In her Twitter video, Ms. LaFlamme thanked her colleagues, viewers and loved ones for their “unwavering support” and said the video was likely her official sign-off from CTV. “While it is crushing to be leaving CTV National News in a manner that is not my choice, please know reporting to you has truly been the greatest honour of my life,” she said.
Her exit from the network ignited outrage on social media from industry colleagues and supporters, with some questioning whether gender discrimination played a role in her removal. Jeffrey Dvorkin, former director of the University of Toronto’s journalism program, said it’s a fair criticism and one that Bell Media will need to consider.
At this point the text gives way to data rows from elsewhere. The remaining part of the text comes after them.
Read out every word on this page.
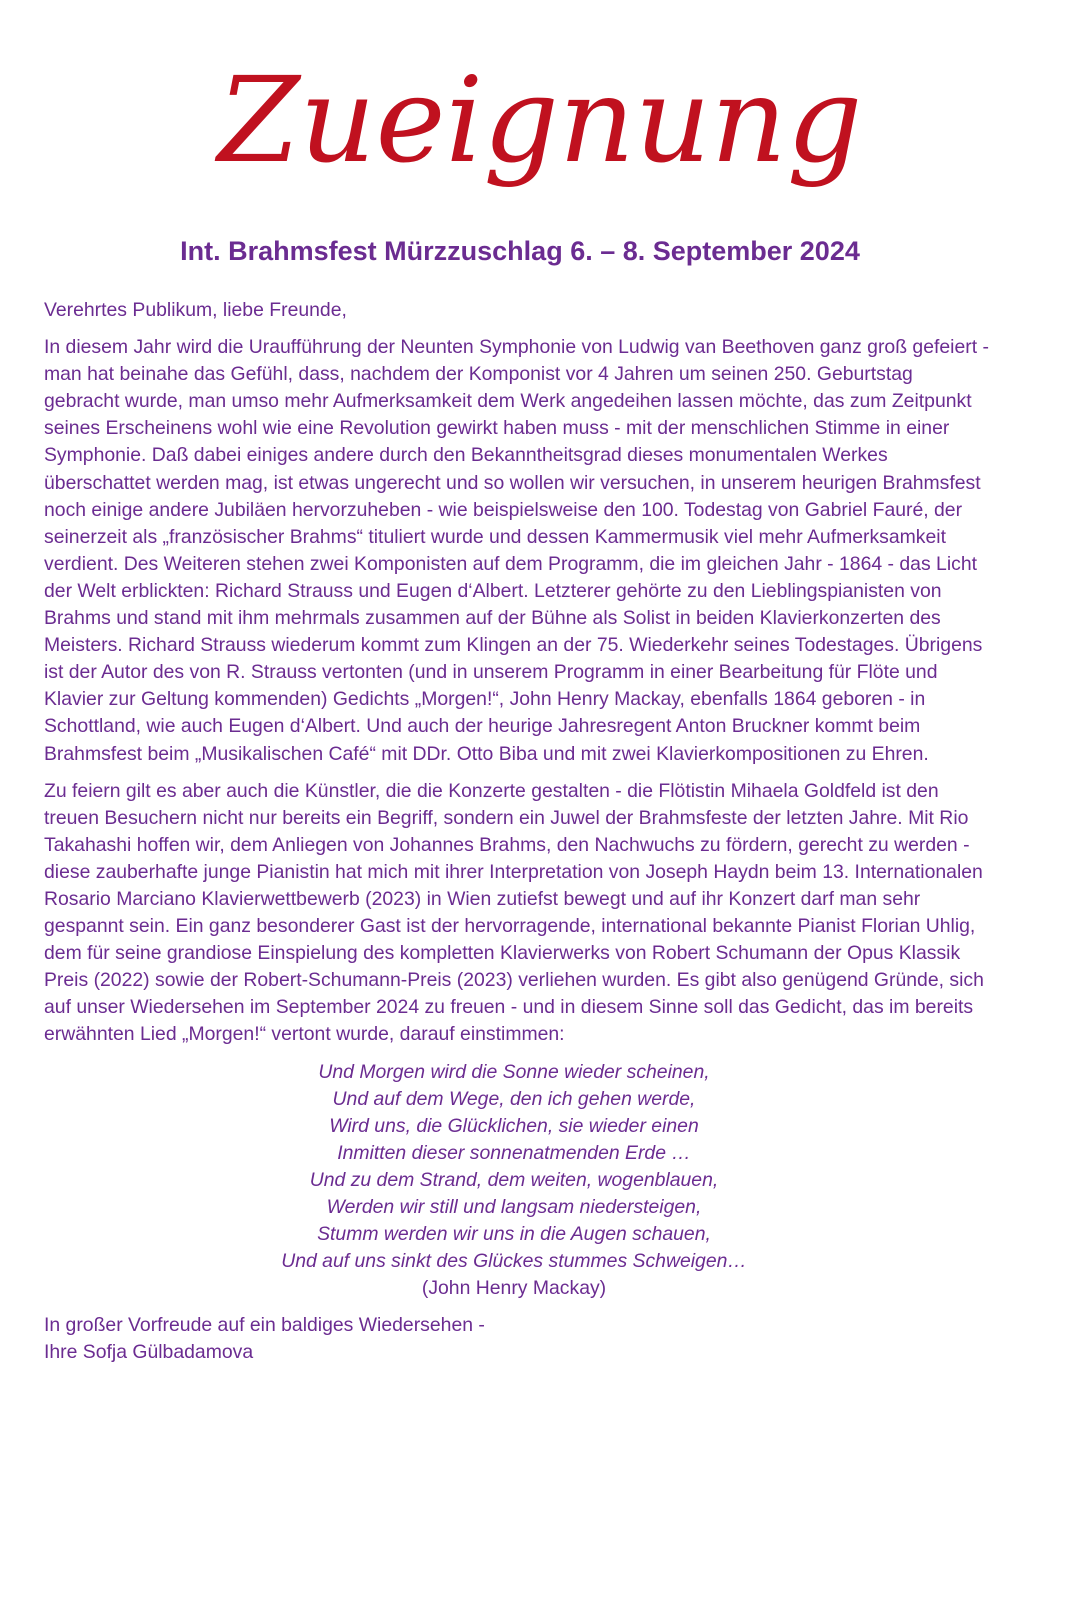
Zueignung
Int. Brahmsfest Mürzzuschlag 6. – 8. September 2024

Verehrtes Publikum, liebe Freunde,

In diesem Jahr wird die Uraufführung der Neunten Symphonie von Ludwig van Beethoven ganz groß gefeiert - man hat beinahe das Gefühl, dass, nachdem der Komponist vor 4 Jahren um seinen 250. Geburtstag gebracht wurde, man umso mehr Aufmerksamkeit dem Werk angedeihen lassen möchte, das zum Zeitpunkt seines Erscheinens wohl wie eine Revolution gewirkt haben muss - mit der menschlichen Stimme in einer Symphonie. Daß dabei einiges andere durch den Bekanntheitsgrad dieses monumentalen Werkes überschattet werden mag, ist etwas ungerecht und so wollen wir versuchen, in unserem heurigen Brahmsfest noch einige andere Jubiläen hervorzuheben - wie beispielsweise den 100. Todestag von Gabriel Fauré, der seinerzeit als „französischer Brahms“ tituliert wurde und dessen Kammermusik viel mehr Aufmerksamkeit verdient. Des Weiteren stehen zwei Komponisten auf dem Programm, die im gleichen Jahr - 1864 - das Licht der Welt erblickten: Richard Strauss und Eugen d‘Albert. Letzterer gehörte zu den Lieblingspianisten von Brahms und stand mit ihm mehrmals zusammen auf der Bühne als Solist in beiden Klavierkonzerten des Meisters. Richard Strauss wiederum kommt zum Klingen an der 75. Wiederkehr seines Todestages. Übrigens ist der Autor des von R. Strauss vertonten (und in unserem Programm in einer Bearbeitung für Flöte und Klavier zur Geltung kommenden) Gedichts „Morgen!“, John Henry Mackay, ebenfalls 1864 geboren - in Schottland, wie auch Eugen d‘Albert. Und auch der heurige Jahresregent Anton Bruckner kommt beim Brahmsfest beim „Musikalischen Café“ mit DDr. Otto Biba und mit zwei Klavierkompositionen zu Ehren.

Zu feiern gilt es aber auch die Künstler, die die Konzerte gestalten - die Flötistin Mihaela Goldfeld ist den treuen Besuchern nicht nur bereits ein Begriff, sondern ein Juwel der Brahmsfeste der letzten Jahre. Mit Rio Takahashi hoffen wir, dem Anliegen von Johannes Brahms, den Nachwuchs zu fördern, gerecht zu werden - diese zauberhafte junge Pianistin hat mich mit ihrer Interpretation von Joseph Haydn beim 13. Internationalen Rosario Marciano Klavierwettbewerb (2023) in Wien zutiefst bewegt und auf ihr Konzert darf man sehr gespannt sein. Ein ganz besonderer Gast ist der hervorragende, international bekannte Pianist Florian Uhlig, dem für seine grandiose Einspielung des kompletten Klavierwerks von Robert Schumann der Opus Klassik Preis (2022) sowie der Robert-Schumann-Preis (2023) verliehen wurden. Es gibt also genügend Gründe, sich auf unser Wiedersehen im September 2024 zu freuen - und in diesem Sinne soll das Gedicht, das im bereits erwähnten Lied „Morgen!“ vertont wurde, darauf einstimmen:

Und Morgen wird die Sonne wieder scheinen,
Und auf dem Wege, den ich gehen werde,
Wird uns, die Glücklichen, sie wieder einen
Inmitten dieser sonnenatmenden Erde …
Und zu dem Strand, dem weiten, wogenblauen,
Werden wir still und langsam niedersteigen,
Stumm werden wir uns in die Augen schauen,
Und auf uns sinkt des Glückes stummes Schweigen…
(John Henry Mackay)
In großer Vorfreude auf ein baldiges Wiedersehen -
Ihre Sofja Gülbadamova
“I think they’re looking for a younger, different demographic and Omar Sachedina fulfills that,” said Mr. Dvorkin. “But I think Bell Media may not have appreciated, properly, the kind of loyalty that people have in radio and television audiences. There’s a real intimacy in broadcast journalism.”
Shari Graydon, the CEO and catalyst of Informed Opinions, an organization that advocates for women’s voices in media, called the treatment of Ms. LaFlamme “deeply troubling.”
“When you contrast Lloyd Robertson leaving at 77 and Lisa LaFlamme being essentially two decades younger than that, the optics are really bad,” she said in an interview, noting that Mr. Robertson had the opportunity to say his goodbyes on the network – as opposed to on social media.
Ms. Graydon also emphasized the significance of Ms. LaFlamme’s prior role within the public perception, both for women and girls considering the aspirations they can reach for, but also for boys and men, showing them that “women are as capable, as authoritative, as knowledgeable as their male colleagues.”
Concerns of discrimination against on-air journalists are not new. Almost 40 years ago, American TV anchor Christine Craft won a prominent case against her Kansas City station, alleging it demoted her for being “too old, unattractive and not deferential enough to men.” In 2019, five female anchorwomen sued the parent company of NY1, a well-known station in New York, alleging gender- and age-based discrimination. The anchors, who ranged in age from 40 to 61 at the time, settled their suit in 2020.
Robert Hurst, former president of CTV News, said in an interview on Monday that he was surprised at the announcement about Ms. LaFlamme but has no knowledge of what led to the decision. He declined to comment on the optics of her departure but spoke fondly of her career, having hired her at CTV many years ago.
“She was just a fabulous reporter travelling the country and the world for us and when it was time for Lloyd Robertson to step down, she was the obvious choice. I was obviously a big fan when we put Lisa into the anchor chair,” said Mr. Hurst. “Journalism was in her blood.”
Ian Hanomansing, who is one of the anchors of the competing CBC News national broadcast The National said on Twitter that Ms. LaFlamme’s departure left him speechless. “Lisa is among the very best at what she does. I know surprisingly arbitrary decisions can be made in this business but Lisa, you deserve better than this. Way better,” he wrote on Twitter.
Anchor Dawna Friesen of Global National similarity expressed shock. “Since we started working together years ago at CTV, I’ve watched you work your butt off and earn the respect of colleagues, competitors and viewers. None of us last in these gigs forever but seems to me you deserve better than this.”
Current and former politicians also sounded off on social media about Ms. LaFlamme being shown the door. Alberta NDP Leader Rachel Notley called her “a massive voice in Canadian media.” Former Liberal MP Catherine McKenna called the move to end her contract an “appallingly shoddy way to treat an incredible journalist.”